The EDA part of this kernel is inspired by [GoldFish](https://www.kaggle.com/go1dfish/updated4-29-fgvc6-simple-eda)

In [2]:
import numpy as np # linear algebra
import pandas as pd
pd.set_option("display.max_rows", 50)
import os
print(os.listdir("../input"))
import cv2
import json
import matplotlib.pyplot as plt
%matplotlib inline
plt.rcParams["font.size"] = 15
import seaborn as sns
from collections import Counter
from PIL import Image
import math
import seaborn as sns
import tensorflow as tf
from tensorflow import keras

['test', 'train', 'train.csv', 'label_descriptions.json', 'sample_submission.csv']


In [3]:
input_dir = "../input/"
train_df = pd.read_csv(input_dir + "train.csv")

Utility functions

In [4]:
def json2df(data):
    df = pd.DataFrame()
    for idx, el in enumerate(data):
        for key, val in el.items():
            df.loc[idx,key] = val
    return df

In [5]:
with open(input_dir + 'label_descriptions.json') as f:
    label_description = json.load(f)

In [6]:
print(json.dumps(label_description['info'],indent = 2))

{
  "year": 2019,
  "version": "1.0",
  "description": "The 2019 FGVC^6 iMaterialist Competition - Fashion track dataset.",
  "contributor": "iMaterialist Fashion Competition group",
  "url": "https://github.com/visipedia/imat_comp",
  "date_created": "2019-04-19 12:38:27.493919"
}


In [None]:
category_df = json2df(label_description["categories"])
attributes_df = json2df(label_description["attributes"])
category_df['id'] = category_df['id'].astype(int)
category_df['level'] = category_df['level'].astype(int)
attributes_df['id'] = attributes_df['id'].astype(int)
attributes_df['level'] = attributes_df['level'].astype(int)

In [None]:
category_df.shape[0]

In [None]:
attributes_df.head()

In [None]:
category_df.id.count()

In [None]:
category_df.describe()

In [None]:
#number of labels in each image
labels_count = train_df.groupby('ImageId')['ClassId'].count().value_counts().sort_index()

In [None]:
sns.barplot(labels_count.index[:10],labels_count[:10])

In [None]:
num_train = len(os.listdir('../input/train'))
print('The number of training image is {}'.format(num_train))
num_test = len(os.listdir('../input/test'))
print('The number of testing image is {}'.format(num_test))

In [None]:
train_df['ClassId'].unique()

In [None]:
WIDTH = 512
HEIGHT = 512
train_img_dir = "../input/train/"

In [None]:
category_num = category_df.shape[0] + 1 
# Q : why + 1 here??

Exploring the image segmentation

In [None]:
pallete =  [
    'Pastel1', 'Pastel2', 'Paired', 'Accent', 'Dark2',
    'Set1', 'Set2', 'Set3', 'tab10', 'tab20', 'tab20b', 'tab20c']

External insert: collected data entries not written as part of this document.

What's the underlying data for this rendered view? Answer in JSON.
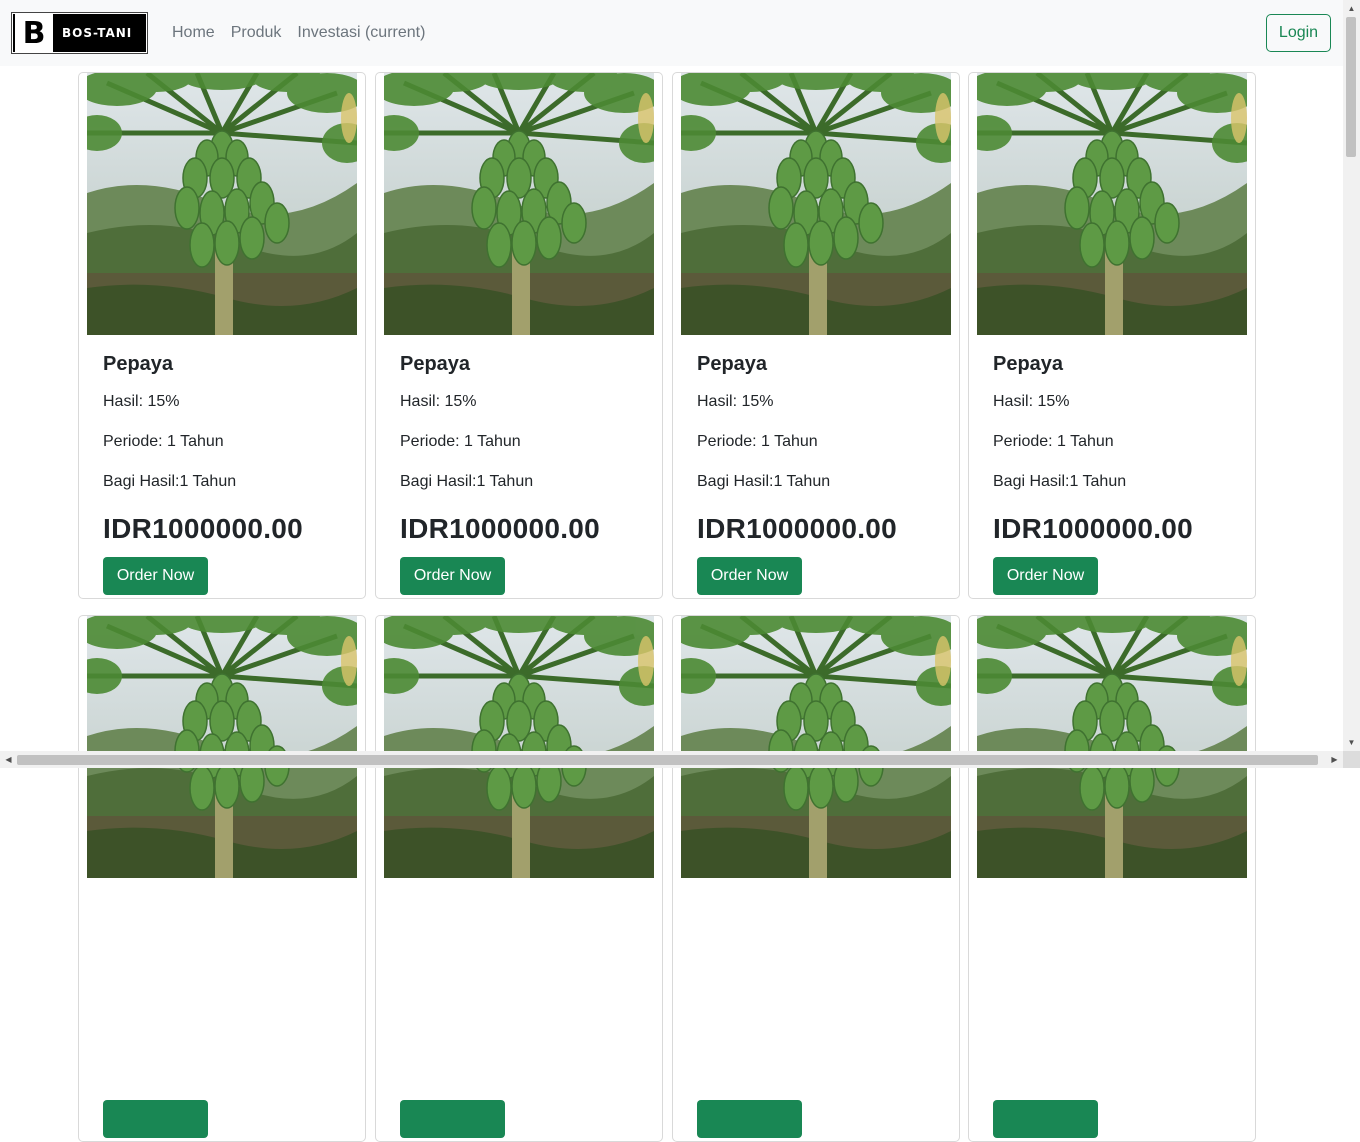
{
  "navbar": {
    "brand_letter": "B",
    "brand_text": "BOS-TANI",
    "links": [
      "Home",
      "Produk",
      "Investasi (current)"
    ],
    "login_label": "Login"
  },
  "products": [
    {
      "name": "Pepaya",
      "hasil": "Hasil: 15%",
      "periode": "Periode: 1 Tahun",
      "bagi_hasil": "Bagi Hasil:1 Tahun",
      "price": "IDR1000000.00",
      "button": "Order Now"
    },
    {
      "name": "Pepaya",
      "hasil": "Hasil: 15%",
      "periode": "Periode: 1 Tahun",
      "bagi_hasil": "Bagi Hasil:1 Tahun",
      "price": "IDR1000000.00",
      "button": "Order Now"
    },
    {
      "name": "Pepaya",
      "hasil": "Hasil: 15%",
      "periode": "Periode: 1 Tahun",
      "bagi_hasil": "Bagi Hasil:1 Tahun",
      "price": "IDR1000000.00",
      "button": "Order Now"
    },
    {
      "name": "Pepaya",
      "hasil": "Hasil: 15%",
      "periode": "Periode: 1 Tahun",
      "bagi_hasil": "Bagi Hasil:1 Tahun",
      "price": "IDR1000000.00",
      "button": "Order Now"
    },
    {
      "name": "",
      "hasil": "",
      "periode": "",
      "bagi_hasil": "",
      "price": "",
      "button": ""
    },
    {
      "name": "",
      "hasil": "",
      "periode": "",
      "bagi_hasil": "",
      "price": "",
      "button": ""
    },
    {
      "name": "",
      "hasil": "",
      "periode": "",
      "bagi_hasil": "",
      "price": "",
      "button": ""
    },
    {
      "name": "",
      "hasil": "",
      "periode": "",
      "bagi_hasil": "",
      "price": "",
      "button": ""
    }
  ],
  "colors": {
    "primary_green": "#198754",
    "navbar_bg": "#f8f9fa"
  }
}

def make_mask_img(segment_df):
    seg_width = segment_df.at[0, "Width"]
    seg_height = segment_df.at[0, "Height"]
    seg_img = np.full(seg_width*seg_height, category_num-1, dtype=np.int32)
    for encoded_pixels, class_id in zip(segment_df["EncodedPixels"].values, segment_df["ClassId"].values):
        pixel_list = list(map(int, encoded_pixels.split(" ")))
        for i in range(0, len(pixel_list), 2):
            start_index = pixel_list[i] - 1
            index_len = pixel_list[i+1] - 1
            # assign the class label
            seg_img[start_index:start_index+index_len] = int(class_id.split("_")[0])
    seg_img = seg_img.reshape((seg_height, seg_width), order='F')
    seg_img = cv2.resize(seg_img, (WIDTH, HEIGHT), interpolation=cv2.INTER_NEAREST)

    return seg_img

def train_generator(df, batch_size):
    img_ind_num = df.groupby("ImageId")["ClassId"].count()
    index = df.index.values[0]
    trn_images = []
    seg_images = []
    for i, (img_name, ind_num) in enumerate(img_ind_num.items()):
        img = cv2.imread("../input/train/" + img_name)
        segment_df = (df.loc[index:index+ind_num-1, :]).reset_index(drop=True)
        index += ind_num
        if segment_df["ImageId"].nunique() != 1:
            raise Exception("Index Range Error")
        seg_img = make_mask_img(segment_df)
        
        # HWC -> CHW
        img = img.transpose((2, 0, 1))
        
        trn_images.append(img)
        seg_images.append(seg_img)
        if((i+1) % batch_size == 0):
            return trn_images, seg_images
        
def cv2plt(img, isColor=True):
    """
    changing the representation of image from cv2 format to matplotlib format
    """
    original_img = img
    original_img = original_img.transpose(1, 2, 0) #order of channel
    original_img = cv2.cvtColor(original_img, cv2.COLOR_BGR2RGB) # image colorspace
    return original_img


In [None]:
original, segmented = train_generator(train_df, 6)
fig, ax = plt.subplots(3, 2, figsize=(16, 18))
for i, (img, seg) in enumerate(zip(original, segmented)):
    ax[i//2, i%2].imshow(cv2plt(img))
    seg[seg == 45] = 255
    ax[i//2, i%2].imshow(seg, cmap='tab20_r', alpha=0.6)
    ax[i//2, i%2].set_title("Sample {}".format(i))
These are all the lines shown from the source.